A Polícia Civil do Estado Alfa, em uma operação de rotina, constatou que o Deputado Federal João estava em situação de flagrância na prática de determinada infração penal. À luz da sistemática constitucional, é correto afirmar que João
- A)não pode ser preso, salvo com autorização prévia da respectiva Casa Legislativa, mas o processo penal não carece de autorização para ser iniciado.
Errada, porque deputado federal pode ser preso em flagrante de crime inafiançável, e não há necessidade de autorização prévia da Casa para iniciar o processo penal.
- B)deve ser preso em flagrante, qualquer que seja a infração penal, e os autos serão remetidos à Casa Legislativa, que resolverá sobre a prisão, devendo ainda autorizar o início de eventual processo penal.

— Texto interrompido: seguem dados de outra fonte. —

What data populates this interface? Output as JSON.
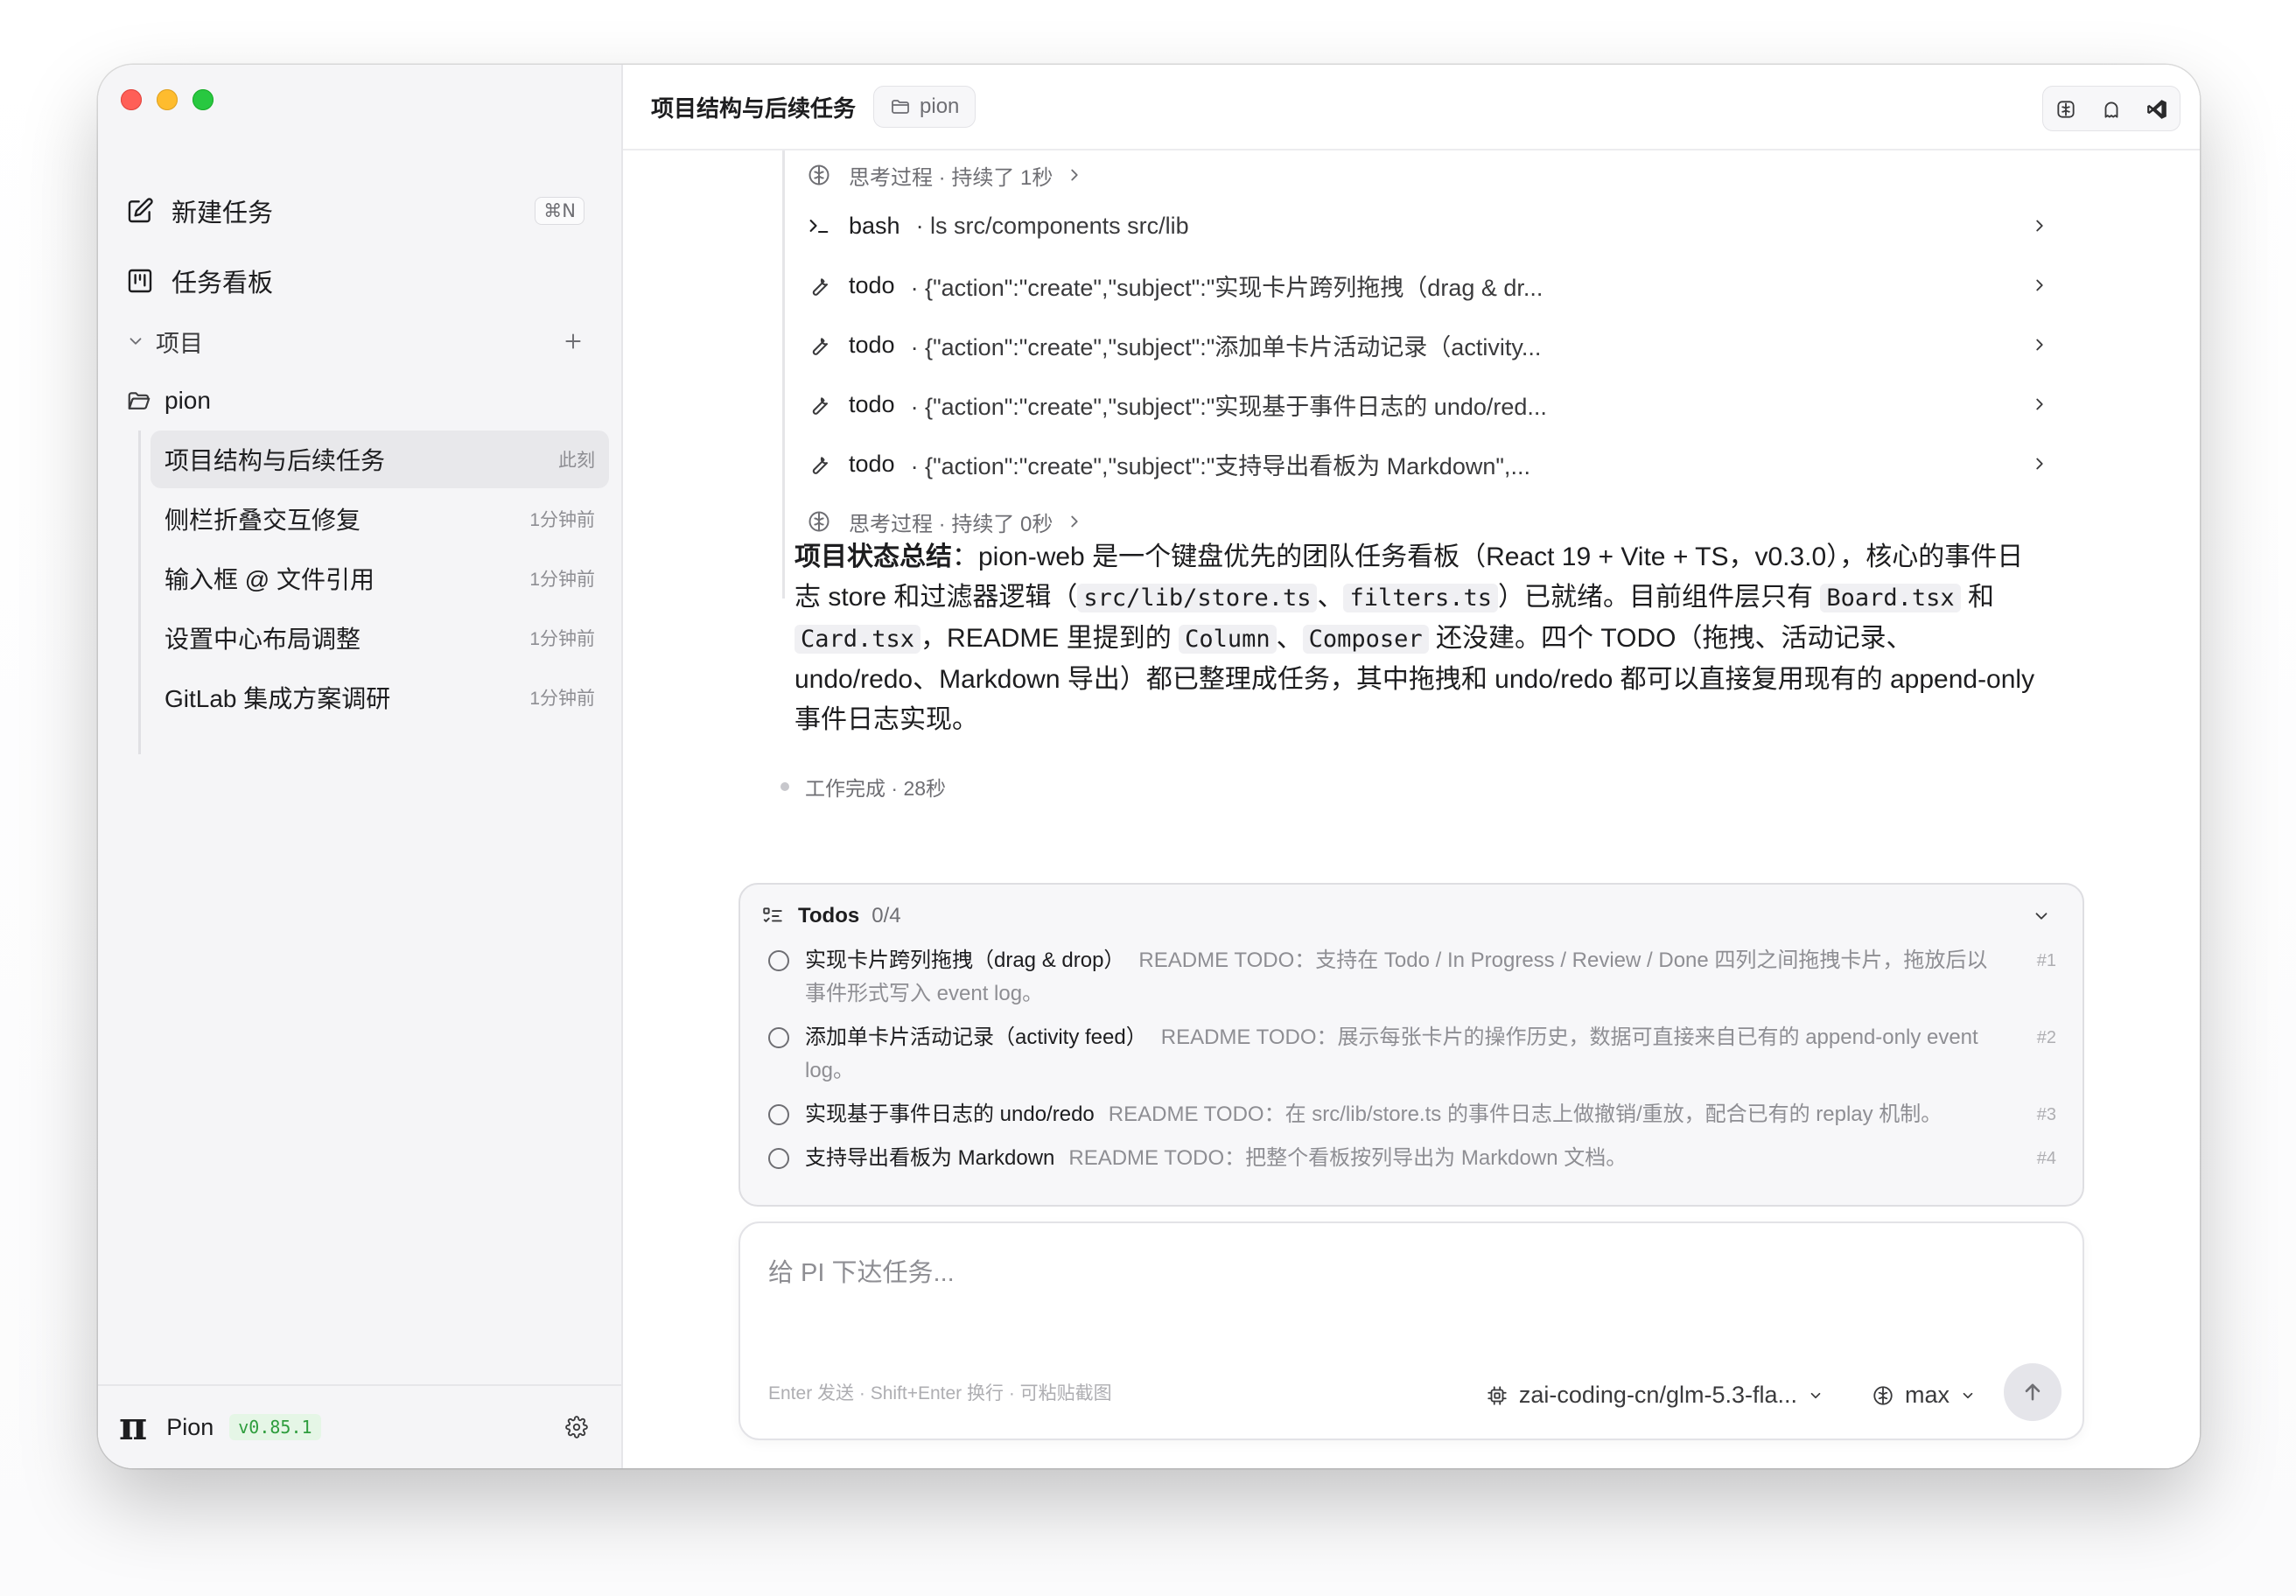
{
  "sidebar": {
    "new_task": {
      "label": "新建任务",
      "shortcut": "⌘N"
    },
    "board": {
      "label": "任务看板"
    },
    "projects_header": "项目",
    "project": {
      "name": "pion"
    },
    "tasks": [
      {
        "title": "项目结构与后续任务",
        "time": "此刻",
        "active": true
      },
      {
        "title": "侧栏折叠交互修复",
        "time": "1分钟前"
      },
      {
        "title": "输入框 @ 文件引用",
        "time": "1分钟前"
      },
      {
        "title": "设置中心布局调整",
        "time": "1分钟前"
      },
      {
        "title": "GitLab 集成方案调研",
        "time": "1分钟前"
      }
    ],
    "footer": {
      "logo": "π",
      "app_name": "Pion",
      "version": "v0.85.1"
    }
  },
  "header": {
    "title": "项目结构与后续任务",
    "project_chip": "pion",
    "actions": [
      "brain-icon",
      "ghost-icon",
      "vscode-icon"
    ]
  },
  "steps": [
    {
      "kind": "think",
      "text": "思考过程 · 持续了 1秒"
    },
    {
      "kind": "tool",
      "tool": "bash",
      "args": "· ls src/components src/lib"
    },
    {
      "kind": "tool",
      "tool": "todo",
      "args": "· {\"action\":\"create\",\"subject\":\"实现卡片跨列拖拽（drag & dr..."
    },
    {
      "kind": "tool",
      "tool": "todo",
      "args": "· {\"action\":\"create\",\"subject\":\"添加单卡片活动记录（activity..."
    },
    {
      "kind": "tool",
      "tool": "todo",
      "args": "· {\"action\":\"create\",\"subject\":\"实现基于事件日志的 undo/red..."
    },
    {
      "kind": "tool",
      "tool": "todo",
      "args": "· {\"action\":\"create\",\"subject\":\"支持导出看板为 Markdown\",..."
    },
    {
      "kind": "think",
      "text": "思考过程 · 持续了 0秒"
    }
  ],
  "summary": {
    "lead": "项目状态总结",
    "p1": "：pion-web 是一个键盘优先的团队任务看板（React 19 + Vite + TS，v0.3.0），核心的事件日志 store 和过滤器逻辑（",
    "c1": "src/lib/store.ts",
    "s1": "、",
    "c2": "filters.ts",
    "p2": "）已就绪。目前组件层只有 ",
    "c3": "Board.tsx",
    "p3": " 和 ",
    "c4": "Card.tsx",
    "p4": "，README 里提到的 ",
    "c5": "Column",
    "s2": "、",
    "c6": "Composer",
    "p5": " 还没建。四个 TODO（拖拽、活动记录、undo/redo、Markdown 导出）都已整理成任务，其中拖拽和 undo/redo 都可以直接复用现有的 append-only 事件日志实现。"
  },
  "status": "工作完成 · 28秒",
  "todos": {
    "label": "Todos",
    "count": "0/4",
    "items": [
      {
        "subject": "实现卡片跨列拖拽（drag & drop）",
        "desc": "README TODO：支持在 Todo / In Progress / Review / Done 四列之间拖拽卡片，拖放后以事件形式写入 event log。",
        "num": "#1"
      },
      {
        "subject": "添加单卡片活动记录（activity feed）",
        "desc": "README TODO：展示每张卡片的操作历史，数据可直接来自已有的 append-only event log。",
        "num": "#2"
      },
      {
        "subject": "实现基于事件日志的 undo/redo",
        "desc": "README TODO：在 src/lib/store.ts 的事件日志上做撤销/重放，配合已有的 replay 机制。",
        "num": "#3"
      },
      {
        "subject": "支持导出看板为 Markdown",
        "desc": "README TODO：把整个看板按列导出为 Markdown 文档。",
        "num": "#4"
      }
    ]
  },
  "composer": {
    "placeholder": "给 PI 下达任务...",
    "value": "",
    "hint": "Enter 发送 · Shift+Enter 换行 · 可粘贴截图",
    "model": "zai-coding-cn/glm-5.3-fla...",
    "effort": "max"
  },
  "colors": {
    "close": "#ff5f57",
    "minimize": "#febc2e",
    "zoom": "#28c840",
    "version_text": "#2e9d3d",
    "version_bg": "#e5f6e6"
  }
}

Errada, porque a prisão em flagrante não cabe para qualquer infração penal, e a Constituição não exige autorização da Casa Legislativa para o início do processo.

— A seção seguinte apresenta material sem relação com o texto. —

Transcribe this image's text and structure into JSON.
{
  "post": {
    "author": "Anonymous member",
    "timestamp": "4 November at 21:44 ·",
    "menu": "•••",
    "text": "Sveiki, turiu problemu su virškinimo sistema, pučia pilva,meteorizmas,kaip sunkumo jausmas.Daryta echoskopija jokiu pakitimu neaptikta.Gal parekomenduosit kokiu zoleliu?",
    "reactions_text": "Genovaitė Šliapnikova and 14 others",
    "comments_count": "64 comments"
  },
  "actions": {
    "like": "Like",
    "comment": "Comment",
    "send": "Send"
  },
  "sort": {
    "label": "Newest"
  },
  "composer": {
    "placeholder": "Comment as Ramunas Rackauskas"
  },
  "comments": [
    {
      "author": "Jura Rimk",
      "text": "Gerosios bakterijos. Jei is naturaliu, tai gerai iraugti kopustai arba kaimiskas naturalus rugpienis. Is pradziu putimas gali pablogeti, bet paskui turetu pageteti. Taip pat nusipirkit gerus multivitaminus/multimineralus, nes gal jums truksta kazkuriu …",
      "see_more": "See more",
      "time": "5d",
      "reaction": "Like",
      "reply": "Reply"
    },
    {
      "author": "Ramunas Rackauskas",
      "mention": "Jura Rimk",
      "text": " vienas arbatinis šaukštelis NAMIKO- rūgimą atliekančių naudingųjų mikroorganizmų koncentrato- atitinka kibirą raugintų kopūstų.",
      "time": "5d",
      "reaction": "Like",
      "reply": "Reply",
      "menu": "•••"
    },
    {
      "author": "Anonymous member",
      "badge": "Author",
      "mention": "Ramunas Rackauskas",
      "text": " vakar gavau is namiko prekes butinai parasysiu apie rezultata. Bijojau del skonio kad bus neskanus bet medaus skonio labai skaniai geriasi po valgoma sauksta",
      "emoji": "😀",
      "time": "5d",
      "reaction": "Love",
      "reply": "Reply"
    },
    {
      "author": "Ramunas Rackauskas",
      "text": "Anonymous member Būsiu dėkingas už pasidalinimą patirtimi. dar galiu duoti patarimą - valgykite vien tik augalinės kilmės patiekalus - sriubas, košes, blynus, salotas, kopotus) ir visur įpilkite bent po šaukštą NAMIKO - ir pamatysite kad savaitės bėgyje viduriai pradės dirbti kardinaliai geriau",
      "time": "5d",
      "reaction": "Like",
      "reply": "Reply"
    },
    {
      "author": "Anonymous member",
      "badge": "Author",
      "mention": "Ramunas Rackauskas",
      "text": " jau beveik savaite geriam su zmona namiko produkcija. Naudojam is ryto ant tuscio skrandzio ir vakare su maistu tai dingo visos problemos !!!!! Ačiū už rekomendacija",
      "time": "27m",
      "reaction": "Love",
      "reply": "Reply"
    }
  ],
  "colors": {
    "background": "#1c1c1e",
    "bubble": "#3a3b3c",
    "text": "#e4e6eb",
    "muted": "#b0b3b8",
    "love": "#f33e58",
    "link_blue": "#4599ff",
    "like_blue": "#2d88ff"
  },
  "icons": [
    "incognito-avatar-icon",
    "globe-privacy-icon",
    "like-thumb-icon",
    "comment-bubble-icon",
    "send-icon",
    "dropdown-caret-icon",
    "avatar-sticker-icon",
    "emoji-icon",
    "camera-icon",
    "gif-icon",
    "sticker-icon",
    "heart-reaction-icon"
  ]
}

- C)deve ser preso em flagrante, apenas se a hipótese for de crime inafiançável, e os autos serão remetidos à Casa Legislativa, que resolverá sobre a prisão, devendo ainda autorizar o início de eventual processo penal.
Errada, porque o texto acerta ao falar em crime inafiançável, mas erra ao dizer que a Casa Legislativa deve autorizar o início do processo penal.

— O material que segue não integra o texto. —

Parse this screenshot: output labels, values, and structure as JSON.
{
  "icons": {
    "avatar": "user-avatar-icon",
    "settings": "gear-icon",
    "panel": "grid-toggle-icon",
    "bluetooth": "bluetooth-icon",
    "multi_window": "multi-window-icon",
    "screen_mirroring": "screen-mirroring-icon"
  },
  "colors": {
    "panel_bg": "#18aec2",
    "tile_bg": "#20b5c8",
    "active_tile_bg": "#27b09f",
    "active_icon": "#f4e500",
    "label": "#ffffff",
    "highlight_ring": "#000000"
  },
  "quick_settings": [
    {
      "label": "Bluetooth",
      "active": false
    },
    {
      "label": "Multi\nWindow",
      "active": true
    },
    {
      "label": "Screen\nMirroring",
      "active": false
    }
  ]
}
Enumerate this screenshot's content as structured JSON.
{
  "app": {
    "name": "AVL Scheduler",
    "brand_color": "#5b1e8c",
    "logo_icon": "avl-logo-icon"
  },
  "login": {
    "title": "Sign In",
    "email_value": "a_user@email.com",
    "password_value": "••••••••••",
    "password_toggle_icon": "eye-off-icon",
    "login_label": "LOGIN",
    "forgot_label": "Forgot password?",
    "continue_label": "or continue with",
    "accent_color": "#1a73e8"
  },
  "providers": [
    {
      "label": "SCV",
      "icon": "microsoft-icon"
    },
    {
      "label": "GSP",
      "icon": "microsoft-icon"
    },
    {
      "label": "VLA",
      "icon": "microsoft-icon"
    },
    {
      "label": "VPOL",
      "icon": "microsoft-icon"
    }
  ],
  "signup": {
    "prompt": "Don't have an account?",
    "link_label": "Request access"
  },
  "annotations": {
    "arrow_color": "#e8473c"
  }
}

- D)deve ser preso em flagrante, apenas se a hipótese for de crime inafiançável, e os autos serão remetidos à Casa Legislativa, que resolverá sobre a prisão, mas o processo penal não carece de autorização para ser iniciado.
Certa, pois a prisão em flagrante só é admitida em crime inafiançável, os autos vão para a Casa Legislativa e o processo penal não depende de autorização prévia.
- E)deve ser preso em flagrante, qualquer que seja a infração penal, e os autos serão remetidos ao Supremo Tribunal Federal, que resolverá sobre a prisão, sendo que o início do processo penal depende de autorização da Casa Legislativa.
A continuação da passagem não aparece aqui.